Can crossover Democrats sink Mitt Romney in Michigan?

Michigan Democrats can vote in Tuesday's GOP primary, and some Obama loyalists are plotting to embarrass Romney by pushing Santorum to victory

Many Michigan Democrats are trying to sabotage the GOP presidential primary Tuesday by voting for Mitt Romney's opponent Rick Santorum, who Dems see as the weaker candidate.
(Image credit: Ralf-Finn Hestoft/Corbis)

The polls are so close in Michigan's high-stakes Republican presidential primary that anything could happen on Tuesday — including meddling Democrats picking the winner. Michigan allows voters from either party to vote in either primary, and with President Obama running essentially uncontested on the Democratic side, some party activists are urging Democrats and independents to vote for Rick Santorum. Daily Kos founder Markos Moulitsas is pushing the crossover voting, saying "Operation Hilarity" will help Obama by weakening likely nominee Mitt Romney and prolonging the bruising GOP primary fight. Michigan has a long history of "strategic" cross-party voting — most recently, Rush Limbaugh's 2008 "Operation Chaos" to get Republicans to vote for Hillary Clinton against frontrunner Obama. Can Democrats push Santorum to victory?

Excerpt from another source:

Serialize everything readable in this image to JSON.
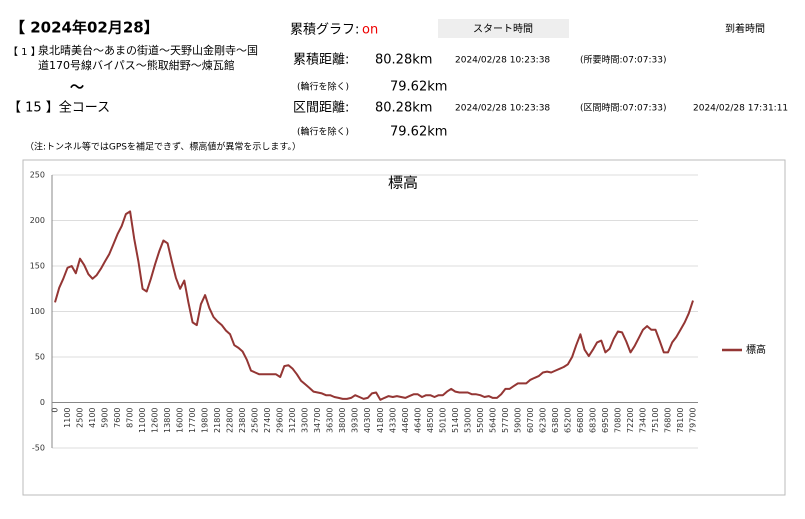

Crossover Dems could decide the race: "Hilarity forces don't expect their turnout to be huge," says Evan McMorris-Santoro at Talking Points Memo. "But with a potentially razor-thin margin between Santorum and Romney Tuesday, it doesn't have to be" — 2,000 votes could make the difference. Republicans say they aren't worried, and Democrats aren't officially endorsing the scheme. But progressive activists "think they just might pull this thing off."